By RFE/RL
Russian protest performance artist Pyotr Pavlensky set fire to an entrance of the Bank of France in Paris, according to photographs and accounts on social media.
Photos of the overnight stunt were posted on Twitter on October 16.
There was no immediate explanation of any motive for the action at the French central bank, which echoed a previous one in which he set fire to a door at the headquarters of the Russian Federal Security Service (FSB).
Pavlensky, his partner, Olga Shalygina, and their children received political asylum in France in May after they fled Russia in January.
Russian police questioned Pavlensky and Shalygina in December, saying that a Moscow actress had accused them of raping her.

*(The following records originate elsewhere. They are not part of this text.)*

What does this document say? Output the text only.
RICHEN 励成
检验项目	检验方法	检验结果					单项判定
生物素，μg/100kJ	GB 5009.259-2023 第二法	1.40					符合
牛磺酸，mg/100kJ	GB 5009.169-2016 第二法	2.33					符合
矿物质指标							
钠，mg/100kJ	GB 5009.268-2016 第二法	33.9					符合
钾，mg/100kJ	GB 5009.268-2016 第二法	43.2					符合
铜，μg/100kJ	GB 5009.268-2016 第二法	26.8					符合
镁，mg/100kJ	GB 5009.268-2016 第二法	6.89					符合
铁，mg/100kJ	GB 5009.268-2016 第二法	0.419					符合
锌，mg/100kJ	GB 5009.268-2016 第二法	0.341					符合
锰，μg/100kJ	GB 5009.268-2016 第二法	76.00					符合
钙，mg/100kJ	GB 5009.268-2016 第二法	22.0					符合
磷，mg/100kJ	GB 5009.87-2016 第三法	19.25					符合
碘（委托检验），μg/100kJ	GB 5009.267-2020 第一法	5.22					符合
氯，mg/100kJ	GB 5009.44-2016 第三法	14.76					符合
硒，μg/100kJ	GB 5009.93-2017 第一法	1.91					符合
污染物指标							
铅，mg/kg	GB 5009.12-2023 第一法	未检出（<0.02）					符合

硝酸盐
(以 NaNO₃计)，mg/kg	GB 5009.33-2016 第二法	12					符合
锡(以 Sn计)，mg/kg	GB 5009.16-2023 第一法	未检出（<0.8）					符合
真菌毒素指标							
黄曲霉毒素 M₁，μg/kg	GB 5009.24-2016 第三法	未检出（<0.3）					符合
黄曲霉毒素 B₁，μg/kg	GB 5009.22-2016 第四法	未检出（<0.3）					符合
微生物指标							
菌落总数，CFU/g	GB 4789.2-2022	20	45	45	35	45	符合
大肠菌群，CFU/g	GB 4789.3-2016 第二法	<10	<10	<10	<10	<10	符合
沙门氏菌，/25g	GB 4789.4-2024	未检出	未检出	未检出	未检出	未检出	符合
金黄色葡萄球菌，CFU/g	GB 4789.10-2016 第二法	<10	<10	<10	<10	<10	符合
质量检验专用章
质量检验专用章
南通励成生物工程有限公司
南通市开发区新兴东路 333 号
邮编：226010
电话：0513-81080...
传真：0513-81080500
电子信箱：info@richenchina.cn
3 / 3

Pavlensky denied the allegation and described it as blackmail aimed to prevent him from carrying out political activities in Russia.
Pavlensky, who is known for startling protests that sometimes involve self-mutilation, says his performances draw attention to the indifference of many Russians to what he says is widespread Federal Security Service (FSB) control over society.
He spent 18 months in pretrial detention after he doused a large wooden door at the FSB headquarters on Moscow's Lubyanka Square with gasoline and set it on fire in November 2015.
He was released in June 2016 and ordered to pay a hefty fine, which he refused to do.
Pavlensky has also nailed his scrotum to Red Square, sewn his lips together, wrapped himself in barbed wire, and chopped off part of his ear.